Wie Hunter angekündigt hatte, lag das zweite Arbeitszimmer direkt neben dem Raum, in dem ich heute Morgen aufgewacht war und für unbestimmte Zeit nun mein Zimmer sein würde. Er öffnete die Tür für mich und ich trat ein.

Während ich mich umsah, lehnte der Dämon mit verschränkten Armen im Türrahmen und beobachtete mich. Ich war mir seines intensiven Blickes vollauf bewusst, dennoch sah ich absichtlich nicht in seine Richtung. Das große Fenster gab einen wundervollen Ausblick auf das Meer und davor stand ein Schaukelstuhl aus weiß gestrichenem Holz, der mich an Seraphinas Stuhl in ihrem Arbeitszimmer (oder viel eher in ihrer Hexenstube) erinnerte.

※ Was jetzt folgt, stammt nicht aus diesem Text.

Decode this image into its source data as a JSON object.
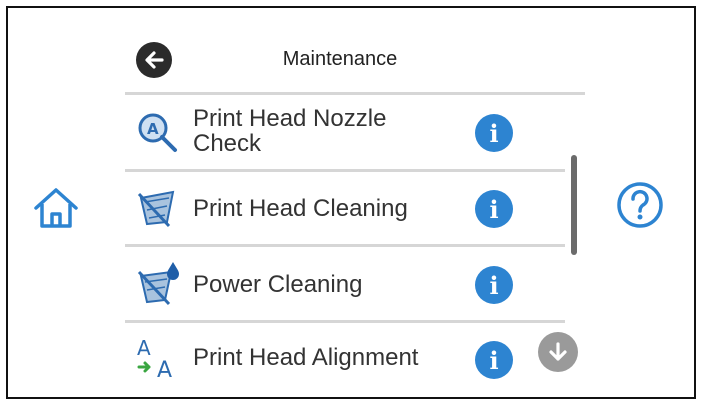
{
  "header": {
    "title": "Maintenance",
    "back_icon": "back-arrow-icon"
  },
  "menu": {
    "items": [
      {
        "label_line1": "Print Head Nozzle",
        "label_line2": "Check",
        "icon": "nozzle-check-icon"
      },
      {
        "label": "Print Head Cleaning",
        "icon": "head-cleaning-icon"
      },
      {
        "label": "Power Cleaning",
        "icon": "power-cleaning-icon"
      },
      {
        "label": "Print Head Alignment",
        "icon": "head-alignment-icon"
      }
    ],
    "info_icon": "info-icon"
  },
  "side": {
    "home_icon": "home-icon",
    "help_icon": "help-icon"
  },
  "scroll": {
    "down_icon": "scroll-down-icon"
  },
  "colors": {
    "accent_blue": "#2d84d1",
    "dark_icon": "#2b2b2b",
    "divider": "#d6d6d6",
    "scroll_thumb": "#6b6b6b",
    "scroll_button": "#9a9a9a"
  }
}
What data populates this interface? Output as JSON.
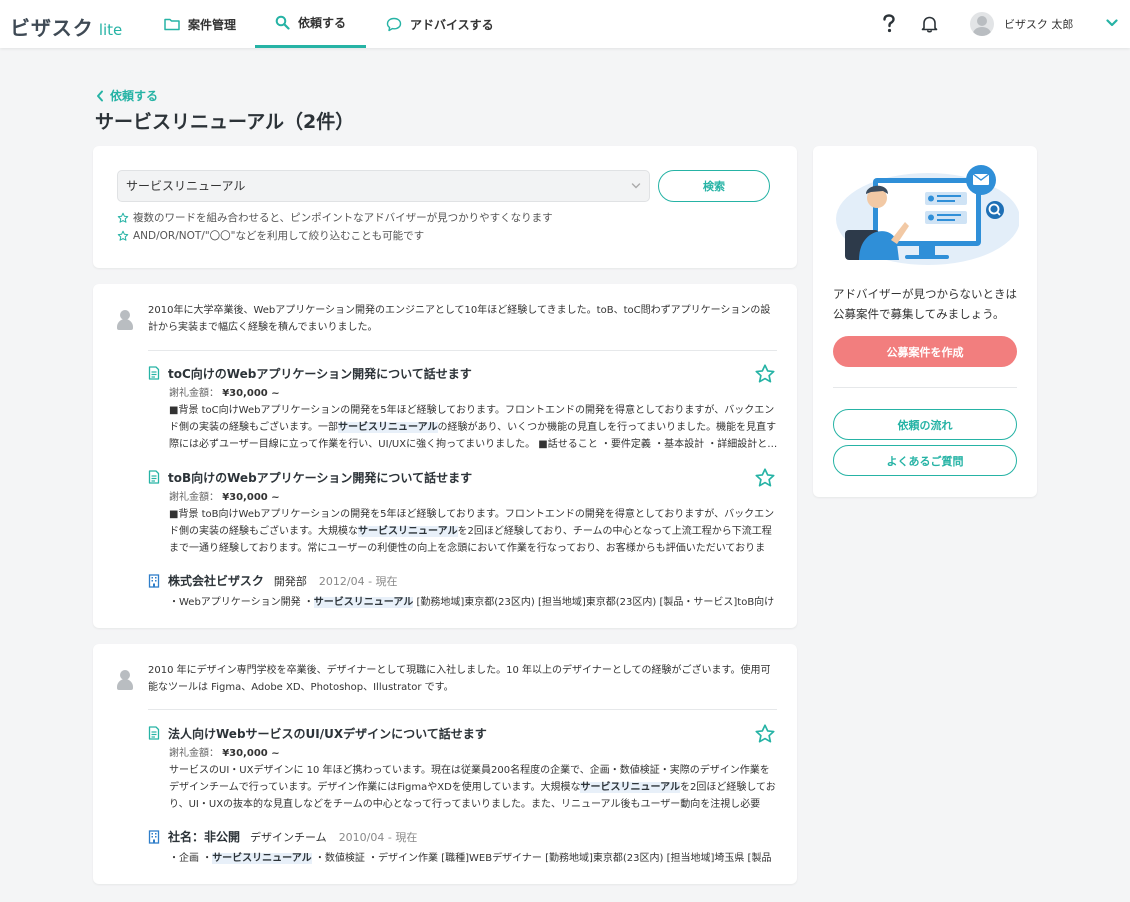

Wie von einem Magneten angezogen, bewegte ich mich automatisch darauf zu und warf dann einen Rundumblick in den Raum. Die Bücherregale ragten bis zur Decke und an der Unordnung erkannte ich sofort, dass Hunter das Zimmer in aller Eile mit Seraphinas Sachen befüllt hatte. Die Bücher und Ordner standen teils schief in den Regalen und zusammengerollte Schriften lagen quer darüber. Mitten im Raum residierte ein Schreibtisch, der auch schon mal bessere Jahre gesehen hatte, und der weiße Weidenstuhl sah aus, als hätte ihn jemand von der Veranda stibitzt. Alles in einem war das Arbeitszimmer mehr als provisorisch und kunterbunt zusammengesetzt, aber ich fühlte mich wohler als in dem hotelzimmerähnlichen Schlafzimmer, in dem ich aufgewacht war.

»Brauchst du noch etwas? Andernfalls würde ich dich jetzt allein lassen.«

Plötzlich fühlte ich Panik in mir aufsteigen. Ich fuhr herum und starrte Hunter hilfesuchend an. »Du willst nicht hierbleiben?«, fragte ich mit wild pochendem Herzen.